Stallman launched the GNU Project in September 1983 to write a Unix-like computer operating system composed entirely of free software.[3] …

In 1991, Linus Torvalds, a Finnish student, used the GNU’s development tools to produce the free monolithic Linux kernel. The existing programs from the GNU project were readily ported to run on the resultant platform. Most sources use the name Linux to refer to the general-purpose operating system thus formed, while Stallman and the FSF call it GNU/Linux.

In 2019, Stallman got cancelled for nerdishly defending Marvin Minsky in the Jeffrey Epstein scandal. From Riverside Green:

Weekly Roundup: The Passion Of Saint iGNUcius Edition
Posted on September 16, 2019 by Jack Baruth

I was there, outside the Chinese restaurant, when Richard Stallman screamed and began to run from the raindrops.

It was early in 2001 and I was at MIT …

Dealing with GNU/Linux meant dealing with Richard Stallman, the eccentric genius who had guided the creation of pretty much everything but the Linux kernel itself. I say “eccentric”, but what I’m really saying is that Stallman is mentally ill. I don’t know the correct words to describe that illness, but it manifests itself in dozens of different ways, from extreme hydrophobia (fear of water!) to various disturbing habits of phraseology, communication, and physical behavior. Nobody who knows Stallman thinks he is sane. By the same token, nobody would doubt his intelligence. …

I mention all of this so you know precisely the sort of person who is in the middle of being crucified for “defending Epstein’s rape island” by his institutional rivals. …

It’s no different from the thousands of logical but emotionally uncomfortable things he has said and written over the past forty years. Stallman has no way to understand how people feel about something; he doesn’t feel that way. The community of actual computer scientists and clued-in tech people has long accepted this because—and I cannot emphasize this enough—Richard Stallman is responsible for computing as we know it.

In a world where Richard Stallman did not exist, neither would Apple, or the Android phone, or “cloud computing”, or Amazon.com. That’s just the tip of the iceberg. The world without Stallman would be a world where you still used a Windows 95 computer, where you paid real money for every single piece of software on it. Internet Explorer would be the browser. Computing would be limited to the upper-middle-class, the way it was in 1985. No matter how you are reading this website, both you and I are using systems which incorporate GNU software. Even if you’re using Windows, which nowadays runs on a very GNU-like operating system beneath the covers.

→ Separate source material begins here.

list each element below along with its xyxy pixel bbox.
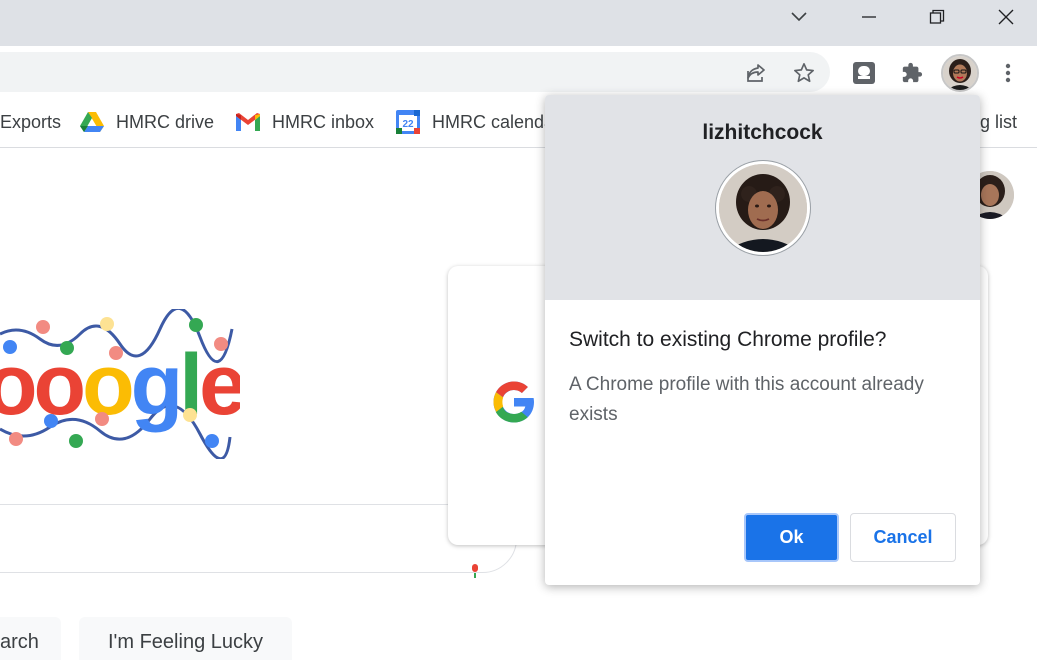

The idea of truly free software given to the world for humanitarian purposes would not exist without Stallman. He was the only person who ever had the thought. Which means it is more radical than calculus, heavier-than-air flight, the theory of relativity, or the atomic bomb. It took someone with Stallman’s particular blend of Promethean IQ and mentally handicapped social skills to push it all the way to reality. You live in Richard Stallman’s world, whether you like it or not. He has had more influence on how we communicate in 2019 than any other single human being currently living. Any sane society would consider him a national treasure of greater importance than Fort Knox, to be cherished and protected accordingly.

Naturally, our society has decided to crucify him. A young woman with an axe to grind has instigated a lynch mob through an astoundingly ill-conceived and illogical bit of emotionally dependent rhetoric:

There are so many things wrong with what Richard Stallman said I hardly know where to begin…

She totally can’t even! …

This behavior cannot go unchecked, simply because someone is seen as a “genius”. Remove men like Richard Stallman and, I’m sure, the many others that are now hiding. #MeToo showed us that they are not safe, not as isolated as we thought in their towers of power and prestige. Remove everyone, if we must, and let something much better be built from the ashes.

Built by whom, exactly? …

My friend says that if Harvard has a worthy purpose, it’s to provide an environment in which the occasional Richard M. Stallman can flourish.